ConfigsApr 7, 2026·2 min read

MarkItDown — Convert Any File to Markdown for LLMs

Python library by Microsoft that converts PDF, DOCX, PPTX, XLSX, images, audio, and HTML to clean Markdown. Perfect for feeding documents into LLM context windows. 8,000+ stars.

TL;DR
MarkItDown converts PDF, DOCX, PPTX, images, and audio to clean Markdown for feeding into LLM context windows.
§01

What it is

MarkItDown is a Python library by Microsoft that converts a wide range of file formats into clean Markdown text. It handles PDF, DOCX, PPTX, XLSX, images (via OCR), audio (via transcription), and HTML. The output is structured Markdown suitable for feeding into LLM context windows.

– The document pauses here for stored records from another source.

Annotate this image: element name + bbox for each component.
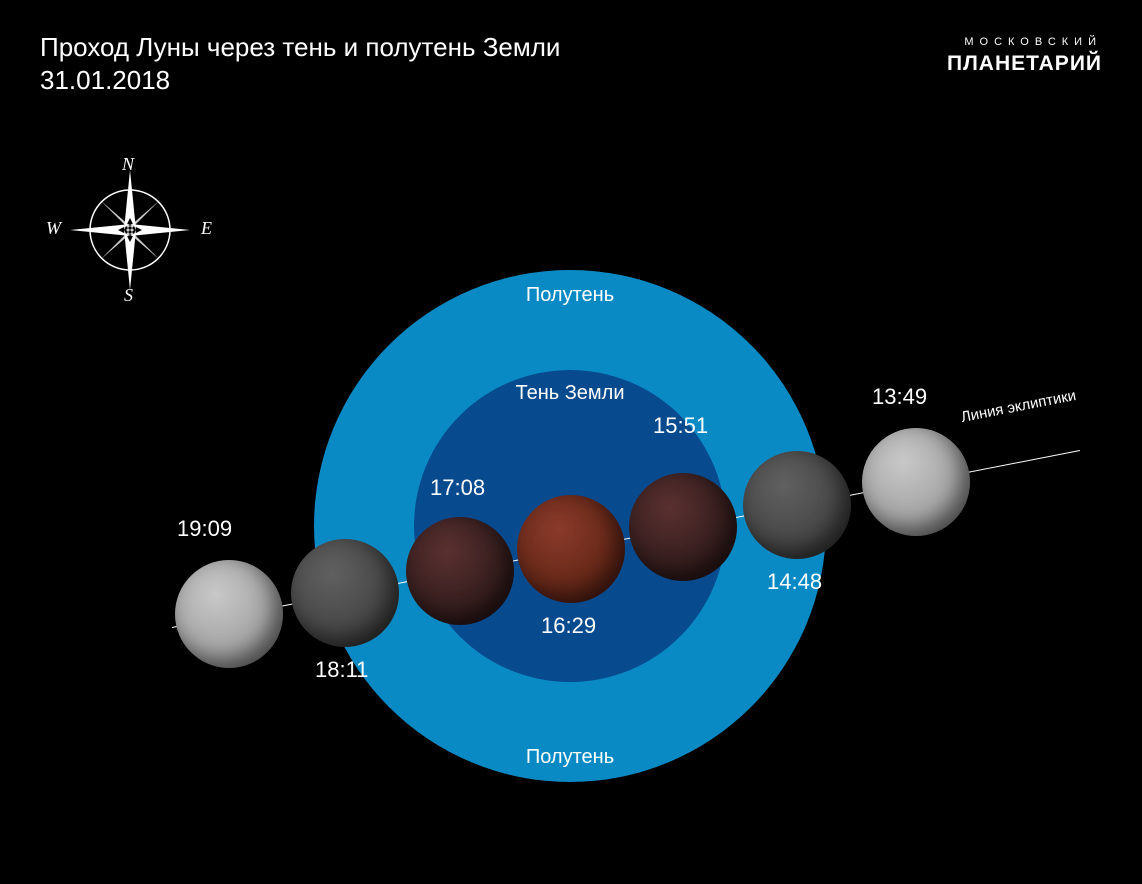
time-label: 17:08 [430,475,485,501]
ecliptic-label: Линия эклиптики [959,387,1077,426]
time-label: 18:11 [315,657,368,683]
moon-phase [406,517,514,625]
time-label: 19:09 [177,516,232,542]
moon-phase [175,560,283,668]
time-label: 14:48 [767,569,822,595]
umbra-label: Тень Земли [515,382,624,405]
penumbra-label-top: Полутень [526,284,614,307]
moon-phase [743,451,851,559]
moon-phase [629,473,737,581]
moon-phase [517,495,625,603]
eclipse-diagram: Полутень Полутень Тень Земли Линия эклиптик… [0,0,1142,884]
time-label: 16:29 [541,613,596,639]
penumbra-label-bottom: Полутень [526,746,614,769]
time-label: 15:51 [653,413,708,439]
time-label: 13:49 [872,384,927,410]
moon-phase [291,539,399,647]
moon-phase [862,428,970,536]
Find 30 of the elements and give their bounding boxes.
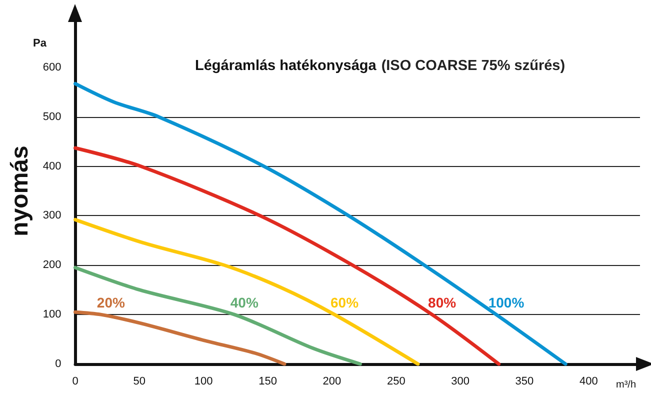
- y-tick-label: 200: [42, 259, 62, 272]
- text: (ISO COARSE 75% szűrés): [381, 58, 566, 74]
- x-tick-label: 250: [386, 376, 406, 388]
- x-axis-title: m³/h: [616, 380, 636, 390]
- series-label: 100%: [488, 294, 525, 311]
- text: Légáramlás hatékonysága: [195, 58, 378, 74]
- x-tick-label: 200: [322, 376, 342, 388]
- line-series: [74, 218, 420, 366]
- x-tick-label: 50: [133, 376, 146, 388]
- series-label: 80%: [428, 294, 457, 311]
- y-tick-label: 500: [42, 110, 62, 123]
- y-tick-label: 0: [55, 358, 62, 370]
- y-tick-label: 100: [42, 308, 62, 321]
- y-tick-label: 300: [42, 210, 62, 222]
- x-tick-label: 300: [451, 376, 470, 388]
- x-tick-label: 100: [194, 376, 213, 388]
- x-tick-label: 350: [515, 376, 534, 388]
- y-axis-title: nyomás: [6, 146, 34, 236]
- line-series: [74, 266, 362, 366]
- y-tick-label: 600: [42, 61, 62, 74]
- line-series: [74, 310, 286, 366]
- series-label: 40%: [230, 294, 259, 311]
- y-tick-label: 400: [42, 160, 62, 172]
- series-label: 20%: [96, 294, 126, 311]
- series-label: 60%: [330, 294, 360, 311]
- x-tick-label: 0: [72, 376, 78, 388]
- text: Pa: [33, 38, 48, 50]
- x-tick-label: 400: [579, 376, 598, 388]
- line-series: [74, 82, 568, 366]
- x-tick-label: 150: [258, 376, 277, 388]
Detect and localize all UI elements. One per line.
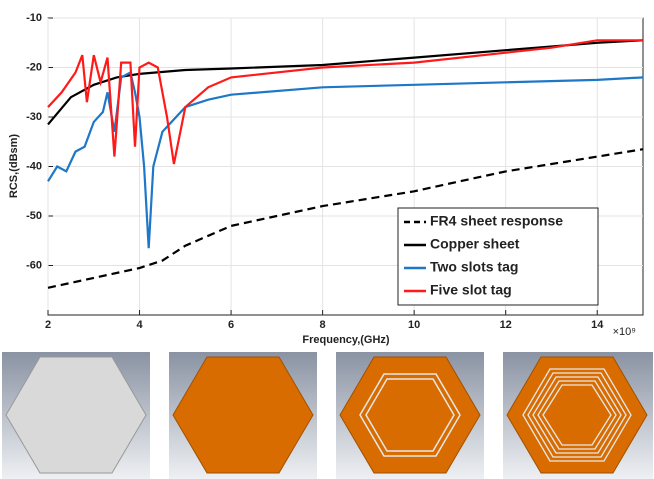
y-tick-label: -40 xyxy=(26,160,42,172)
slots xyxy=(359,373,461,457)
x-tick-label: 8 xyxy=(320,319,326,331)
x-axis-label: Frequency,(GHz) xyxy=(302,334,390,346)
series-line xyxy=(47,70,644,249)
slots xyxy=(522,368,632,462)
x-tick-label: 12 xyxy=(500,319,512,331)
plot: -10 -20 -30 -40 -50 -60 2 4 6 8 10 12 14 FR4 sheet re… xyxy=(26,12,644,331)
hexagon-two-slots xyxy=(339,356,481,474)
hexagon-five-slots xyxy=(506,356,648,474)
substrate-images xyxy=(2,352,653,479)
legend-label: FR4 sheet response xyxy=(430,213,563,229)
series-line xyxy=(47,148,644,289)
y-axis-label: RCS,(dBsm) xyxy=(8,134,20,199)
x-tick-label: 2 xyxy=(45,319,51,331)
y-tick-label: -60 xyxy=(26,259,42,271)
x-tick-label: 14 xyxy=(591,319,604,331)
hexagon-copper xyxy=(172,356,314,474)
legend-label: Copper sheet xyxy=(430,236,520,252)
legend-box xyxy=(397,207,599,306)
x-tick-label: 10 xyxy=(408,319,420,331)
y-tick-label: -20 xyxy=(26,61,42,73)
x-tick-label: 6 xyxy=(228,319,234,331)
y-tick-label: -30 xyxy=(26,111,42,123)
x-tick-label: 4 xyxy=(136,319,143,331)
hexagon-fr4 xyxy=(5,356,147,474)
y-tick-label: -10 xyxy=(26,12,42,24)
series-line xyxy=(47,39,643,165)
legend-label: Five slot tag xyxy=(430,282,512,298)
y-tick-label: -50 xyxy=(26,210,42,222)
x-exponent: ×10⁹ xyxy=(613,326,636,338)
legend-label: Two slots tag xyxy=(430,259,518,275)
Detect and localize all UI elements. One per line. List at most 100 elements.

It targets developers building RAG pipelines, document processing systems, or any application that needs to ingest diverse file formats into an LLM-friendly text representation.

§02

How it saves time or tokens

MarkItDown produces clean, structured Markdown without the noise of raw extraction tools. Tables stay as Markdown tables, headings preserve hierarchy, and images get OCR text. This means fewer tokens wasted on formatting artifacts. Estimated token usage is around 2,400 tokens.

§03

How to use

  1. Install MarkItDown:
pip install markitdown
  1. Convert any file:
from markitdown import MarkItDown

md = MarkItDown()
result = md.convert('report.pdf')
print(result.text_content)
  1. Use the output as LLM context or store it in a vector database.
§04

Example

from markitdown import MarkItDown

md = MarkItDown()

# Convert PDF
pdf_result = md.convert('quarterly-report.pdf')
print(pdf_result.text_content[:500])

# Convert DOCX
doc_result = md.convert('proposal.docx')
print(doc_result.text_content[:500])

# Convert PPTX
slides = md.convert('deck.pptx')
print(slides.text_content[:500])
§05

Related on TokRepo

Key considerations

When evaluating MarkItDown for your workflow, consider the following factors. First, assess whether your team has the technical prerequisites to adopt this tool effectively. Second, evaluate the maintenance burden against the productivity gains. Third, check community activity and documentation quality to ensure long-term viability. Integration with your existing toolchain matters more than feature count alone. Start with a small pilot project before rolling out across the organization. Monitor resource usage during the initial adoption phase to identify bottlenecks early. Document your configuration decisions so team members can onboard independently.

§06

Common pitfalls

  • Scanned PDFs without embedded text require OCR; install optional OCR dependencies for these files.
  • Audio transcription requires additional dependencies (speech recognition libraries); the base install handles text-based formats only.
  • Very large files produce extensive Markdown that may exceed LLM context limits; chunk the output before feeding it to a model.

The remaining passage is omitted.